A-Close-Examination-of-Activations-in-Deep-Convolutional-Neural-Netword-using-VGG19-(Visualiazing-Deep-ConvNet)
Convolutional Neural Network has proven its impressive performance in Deep Learning, especially in Computer Vision. It remarkably reduces the complexity in many Computer Vision tasks and make complex tasks possible, such as Real-time Object Detection (using YOLO algorithm). Inspired by the curiousity why it works so well, many prominent research scientists have conducted research to get a better understanding of what Convolutional Neural Network actually does behind the scene. Using VGG19 in Tensorflow 2.1, this project provides a source code which allows everyone examine and visualize the activations in different convnet layers themselves to develop a better understanding and intuition about Convolutional Neural Network. By possessing such intuition, ones may have some interesting ideas for future projects, such as Art Generator.
In the ConvNet's shallow layers , such as Block1_Conv1 or Block2_conv1, the Network detects and extract quite simple features such as vertical edges, horizonral edges, 75-degree edges, etc. As a result, if we look at the activations in such shallow layers, the activations still represent what are clearly recognizable, since all the details (simple features) are still displayed. Such details make up the objects as we recognize them. As we move deeper, however, the activations become more abstract. This means that each neuron in deep layers represents a more complex features. For example, a neuron might be responsible for detecting complex object such as human eyes. Such neuron will be strongly activated if human eyes are actually in the input image, deactivated otherwise.
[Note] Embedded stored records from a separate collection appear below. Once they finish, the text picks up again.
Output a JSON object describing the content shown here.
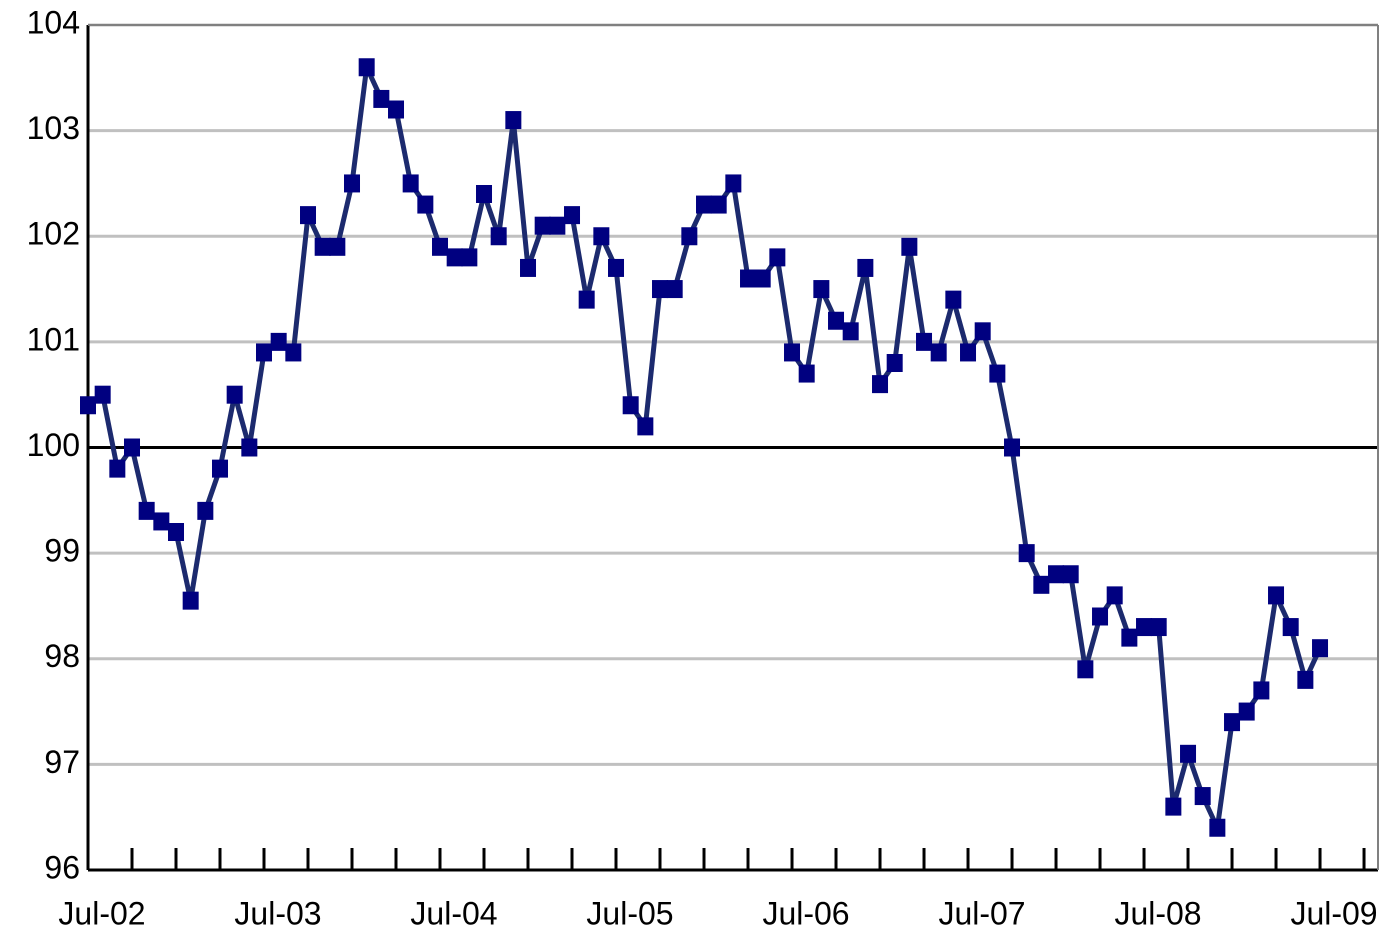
{
  "chart_data": {
    "type": "line",
    "categories": [
      "Jul-02",
      null,
      null,
      null,
      null,
      null,
      null,
      null,
      null,
      null,
      null,
      null,
      "Jul-03",
      null,
      null,
      null,
      null,
      null,
      null,
      null,
      null,
      null,
      null,
      null,
      "Jul-04",
      null,
      null,
      null,
      null,
      null,
      null,
      null,
      null,
      null,
      null,
      null,
      "Jul-05",
      null,
      null,
      null,
      null,
      null,
      null,
      null,
      null,
      null,
      null,
      null,
      "Jul-06",
      null,
      null,
      null,
      null,
      null,
      null,
      null,
      null,
      null,
      null,
      null,
      "Jul-07",
      null,
      null,
      null,
      null,
      null,
      null,
      null,
      null,
      null,
      null,
      null,
      "Jul-08",
      null,
      null,
      null,
      null,
      null,
      null,
      null,
      null,
      null,
      null,
      null,
      "Jul-09"
    ],
    "values": [
      100.4,
      100.5,
      99.8,
      100.0,
      99.4,
      99.3,
      99.2,
      98.55,
      99.4,
      99.8,
      100.5,
      100.0,
      100.9,
      101.0,
      100.9,
      102.2,
      101.9,
      101.9,
      102.5,
      103.6,
      103.3,
      103.2,
      102.5,
      102.3,
      101.9,
      101.8,
      101.8,
      102.4,
      102.0,
      103.1,
      101.7,
      102.1,
      102.1,
      102.2,
      101.4,
      102.0,
      101.7,
      100.4,
      100.2,
      101.5,
      101.5,
      102.0,
      102.3,
      102.3,
      102.5,
      101.6,
      101.6,
      101.8,
      100.9,
      100.7,
      101.5,
      101.2,
      101.1,
      101.7,
      100.6,
      100.8,
      101.9,
      101.0,
      100.9,
      101.4,
      100.9,
      101.1,
      100.7,
      100.0,
      99.0,
      98.7,
      98.8,
      98.8,
      97.9,
      98.4,
      98.6,
      98.2,
      98.3,
      98.3,
      96.6,
      97.1,
      96.7,
      96.4,
      97.4,
      97.5,
      97.7,
      98.6,
      98.3,
      97.8,
      98.1
    ],
    "color": "#1c2a6e",
    "marker_color": "#000080",
    "ylim": [
      96,
      104
    ],
    "yticks": [
      96,
      97,
      98,
      99,
      100,
      101,
      102,
      103,
      104
    ],
    "grid": true,
    "baseline": 100
  }
}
Please refer to some sample images in "Activation Layer 1" and "Activation Layer 2" folders to have a better visualization, or you can download the code, run it on your own image, and examine the activations in different channels in each layer. To have a deeper understanding of ConvNet, please take a look at the paper in the Reference below.
- Some Activations:
Other example:
Explanation:
-
As explained in the paper in the reference, deeper layers in convnet learns to capture more abstract features. For example, given a human face, shallow layers try to capture simple features such as edges, vertical lines, 45-degree lines, etc, while deep layers try to capture complicated features such as eyes, nose, mouth, etc.
-
The idea of convnet's mechanism is shown exactly via the activations above. Notice in shallow layers, we can still see clearly the general shapes of the image, as they are the activations of simple features. However, when we move deeper, the activations represented are very abstract to human eyes. It is because one activated pixel in deeper layers are much more meaningful than one activated pixel in shallower layer. For example, one pixel may represent the eye of the girl.
-
This idea is important as it helps extract the most important features in the image. As a result, it reduces the dimensions of the input significantly while still retaining important infomation, thus improving efficiency in training.
-
NOTE: If you run Tensorflow on GPU and do not have a strong GPU like Nvidia GTX 1650 (my GPU), I suggest you should not run a very high resolution image (4K) or more than 5 images at once because you will not have enough GPU memory and the code will be terminated.
Reference:
- Zeiler, Matthew D., and Rob Fergus. “Visualizing and Understanding Convolutional Networks.” Computer Vision – ECCV 2014 Lecture Notes in Computer Science, 2014, pp. 818–833., doi:10.1007/978-3-319-10590-1_53.